Sophie Freud, a critic of her grandfather’s Gospel, died at the age of 97

Decades after his grandfather’s death from cancer in 1939, Professor Freud considered many of his basic theories, from “gender jealousy” to transition, old – “bright and questionable,” as he put it.

Although she has often challenged the Victorian patriarchal view of female sexuality, she writes, “she reflects in her theories the belief that women are not secondary and ideal.” To conclude that “women are forever in love with their male therapists,” he said, he sanitized attachments such as transfers.

“She said it doesn’t matter, women can get over it later,” said Professor Freud, “but I don’t agree.
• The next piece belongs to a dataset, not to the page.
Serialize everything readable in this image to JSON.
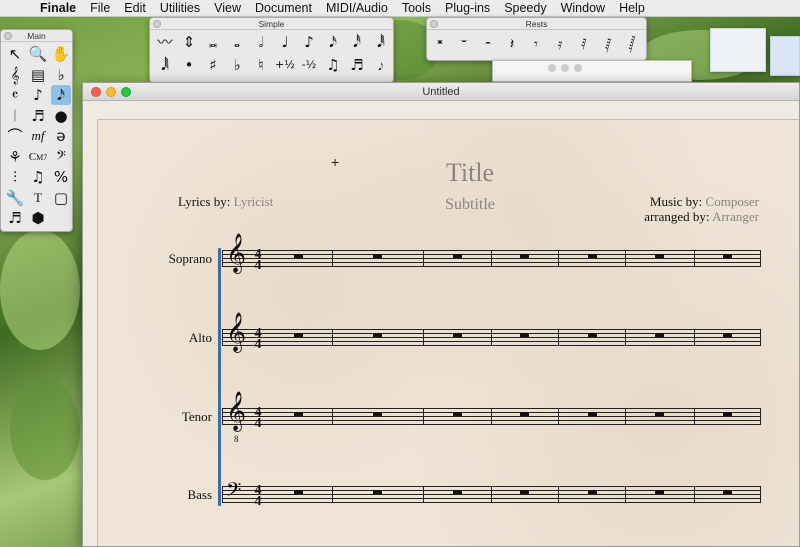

Women then go to another therapist to get over it.”

“In my eyes, Adolf Hitler and my grandfather were both false prophets of the 20th century,” he said, dismissing his criticism in an interview for a Canadian television film, Neighbors: Freud and Hitler in Vienna (2003). They shared, in his words, “the other men’s ambition to convey the one and only truth that they came.”

“She can never be wrong,” he said.

Credit …Preger Publishers

Mary Sophie Freud was born on August 6, 1924 in Vienna. His father, Jean Martin Freud (known as Martin), was the eldest son of Sigmund Freud and a lawyer who was Dr. Freud became the director of Psychoanalytic Publishing House. His mother, Ernestine (Drucker) Freud, was a speech therapist known as Este.

Sophie tried to make the most of her childhood despite the conflict between her parents and the animosity between her and her older brother Walter. She excelled as a student when she was enrolled as a teenager at Vienna’s most progressive girls’ school, Schwarzwald’s School.

Leave a Reply

Your email address will not be published.